XML Schemas: guaranteed non-interoperability as a design methodology?

by Rick Jelliffe

The vogue quip that "a camel is a horse designed by committee" probably makes more sense to people who don't live in a desert country. From here in Australia, camels seem to a very plausible design. It is the speaker, actually, who is wrong: what you need is a camel when you are in the desrt, a horse on the planes, a yak in the mountains, perhaps a porpoise in the sea, and an elephant in the jungle.

The ongoing XML Schemas trainwreck shows little sign of improvement; that users have so repetitively stated their problem and received no satisfaction from the W3C shows how disenfranchised they are. I am thinking about these things again this week for three reasons.

First, I saw (only 2 years too late) the AT&T-originated guidelines on XML Schemas Best Practices which underly a best checker tool at Java.net. It goes through the capabilities of a particular class of application (while assuming that everyone is interested in the same class of applications grrr "XML" is not just what one set of software uses) and gives a list of what will cause problems or be unportable. Some (like deprecating <appinfo>) are dubious, but most seem well-founded. It is a good document for anyone reading.

The tables in A.2 and A.3 is especially interesting, or horrific in practical terms. None of the software supported derivation of complex types by restriction fully, most not at all. None fully supported ID datatypes. Only one implementation fully supported enumerations. Basically, type derivation of complex types was a complete non-starter.

The other reason I am thinking about it was for work. A customer wants to use MS InfoPath with a schema I have been working on. But, predictably, InfoPath has a range of things it doesn't support. Many of them (replacing "unbounded" for the cardinality of choice groups with some reasonable number) are trivial, but it is the same issue.
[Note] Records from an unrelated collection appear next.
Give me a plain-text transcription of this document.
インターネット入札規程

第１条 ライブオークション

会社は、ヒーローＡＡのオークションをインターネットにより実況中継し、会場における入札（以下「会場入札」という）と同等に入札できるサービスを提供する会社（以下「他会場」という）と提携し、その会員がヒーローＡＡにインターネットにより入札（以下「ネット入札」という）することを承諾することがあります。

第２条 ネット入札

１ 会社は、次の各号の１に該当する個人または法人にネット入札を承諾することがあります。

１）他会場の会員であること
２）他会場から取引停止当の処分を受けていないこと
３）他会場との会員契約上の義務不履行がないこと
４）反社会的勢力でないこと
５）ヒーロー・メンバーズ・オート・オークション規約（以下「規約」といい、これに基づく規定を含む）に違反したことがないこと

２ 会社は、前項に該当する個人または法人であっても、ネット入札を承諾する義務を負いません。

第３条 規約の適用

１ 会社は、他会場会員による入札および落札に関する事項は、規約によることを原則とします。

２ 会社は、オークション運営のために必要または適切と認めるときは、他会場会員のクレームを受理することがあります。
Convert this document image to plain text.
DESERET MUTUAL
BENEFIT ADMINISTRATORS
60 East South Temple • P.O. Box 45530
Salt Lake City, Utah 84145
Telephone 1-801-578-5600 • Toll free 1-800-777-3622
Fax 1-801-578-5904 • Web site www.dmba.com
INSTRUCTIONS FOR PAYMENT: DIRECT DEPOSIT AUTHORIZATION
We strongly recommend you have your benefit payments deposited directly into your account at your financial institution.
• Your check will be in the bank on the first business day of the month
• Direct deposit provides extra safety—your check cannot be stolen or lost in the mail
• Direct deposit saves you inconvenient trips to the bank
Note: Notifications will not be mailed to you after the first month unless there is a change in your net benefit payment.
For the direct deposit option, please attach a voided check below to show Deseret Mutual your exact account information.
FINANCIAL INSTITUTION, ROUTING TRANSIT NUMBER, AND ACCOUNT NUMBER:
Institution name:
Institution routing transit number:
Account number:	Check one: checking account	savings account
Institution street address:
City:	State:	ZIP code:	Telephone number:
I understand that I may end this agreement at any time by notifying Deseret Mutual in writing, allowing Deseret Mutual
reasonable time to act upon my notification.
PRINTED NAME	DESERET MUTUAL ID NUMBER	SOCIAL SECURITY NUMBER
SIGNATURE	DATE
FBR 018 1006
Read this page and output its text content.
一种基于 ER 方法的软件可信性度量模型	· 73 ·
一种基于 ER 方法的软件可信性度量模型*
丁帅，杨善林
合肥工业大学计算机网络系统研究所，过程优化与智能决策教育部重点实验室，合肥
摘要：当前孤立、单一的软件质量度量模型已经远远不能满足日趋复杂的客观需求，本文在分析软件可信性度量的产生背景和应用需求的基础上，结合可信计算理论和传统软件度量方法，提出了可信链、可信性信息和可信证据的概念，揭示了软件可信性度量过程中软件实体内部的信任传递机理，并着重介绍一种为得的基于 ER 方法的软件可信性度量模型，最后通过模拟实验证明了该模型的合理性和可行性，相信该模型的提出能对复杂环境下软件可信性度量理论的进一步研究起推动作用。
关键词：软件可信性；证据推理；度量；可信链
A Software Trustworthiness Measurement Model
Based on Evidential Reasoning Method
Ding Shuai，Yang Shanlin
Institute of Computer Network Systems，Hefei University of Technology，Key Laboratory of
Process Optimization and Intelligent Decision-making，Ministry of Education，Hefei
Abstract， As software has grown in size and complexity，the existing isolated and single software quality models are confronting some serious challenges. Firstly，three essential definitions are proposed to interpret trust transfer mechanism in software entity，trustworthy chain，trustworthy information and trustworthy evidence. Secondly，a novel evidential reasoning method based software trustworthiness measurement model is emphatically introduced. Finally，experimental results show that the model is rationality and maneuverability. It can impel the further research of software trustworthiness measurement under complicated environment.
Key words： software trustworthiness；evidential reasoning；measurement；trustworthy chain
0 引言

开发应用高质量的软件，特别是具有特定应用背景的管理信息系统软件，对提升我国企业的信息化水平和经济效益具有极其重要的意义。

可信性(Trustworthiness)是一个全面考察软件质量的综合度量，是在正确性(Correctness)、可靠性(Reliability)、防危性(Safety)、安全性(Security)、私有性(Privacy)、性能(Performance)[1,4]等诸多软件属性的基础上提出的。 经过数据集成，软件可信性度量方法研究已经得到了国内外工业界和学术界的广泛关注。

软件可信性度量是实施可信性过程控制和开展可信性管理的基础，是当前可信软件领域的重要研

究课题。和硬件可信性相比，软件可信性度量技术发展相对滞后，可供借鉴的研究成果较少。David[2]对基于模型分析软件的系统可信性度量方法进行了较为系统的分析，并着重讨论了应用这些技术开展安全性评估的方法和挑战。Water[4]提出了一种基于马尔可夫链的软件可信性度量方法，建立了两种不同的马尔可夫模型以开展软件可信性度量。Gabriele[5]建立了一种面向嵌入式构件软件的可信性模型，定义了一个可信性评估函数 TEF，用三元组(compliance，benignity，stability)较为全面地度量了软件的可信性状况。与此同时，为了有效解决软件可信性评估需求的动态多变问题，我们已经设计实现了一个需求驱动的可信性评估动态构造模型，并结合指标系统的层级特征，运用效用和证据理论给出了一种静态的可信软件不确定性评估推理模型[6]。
A little over a year ago, Paul Klee had a great summary article on XML.COM XML Schemas Profile. It mentions the 2005 W3C organized W3C Workshop on XML Schema 1.0 User Experiences, and the do-nothing Chair's report ("No-one wants anything, and if they do they don't agree, and if they agree it cannot be done, and if it could be done other people don't want it, and if other people do want it they actually want something else, and if they don't want something else it would be confusing.") It looks like very strong leadership for inertia, and it cheeses me off that their laziness affects me and my clients at the end of 2007.

One positive thing that has come out has been the W3C Basic XML Schemas Databinding Patterns which lists various XPaths that databinding tools can have. (It mentions how to use these in Schematron, which is good too!) But it doesn't come up to the level of a profile. (And, to be fair, the W3C Schema WG has also upgraded XSD to reduce some gotchas that have been reported, such as allowing unbounded on all groups.)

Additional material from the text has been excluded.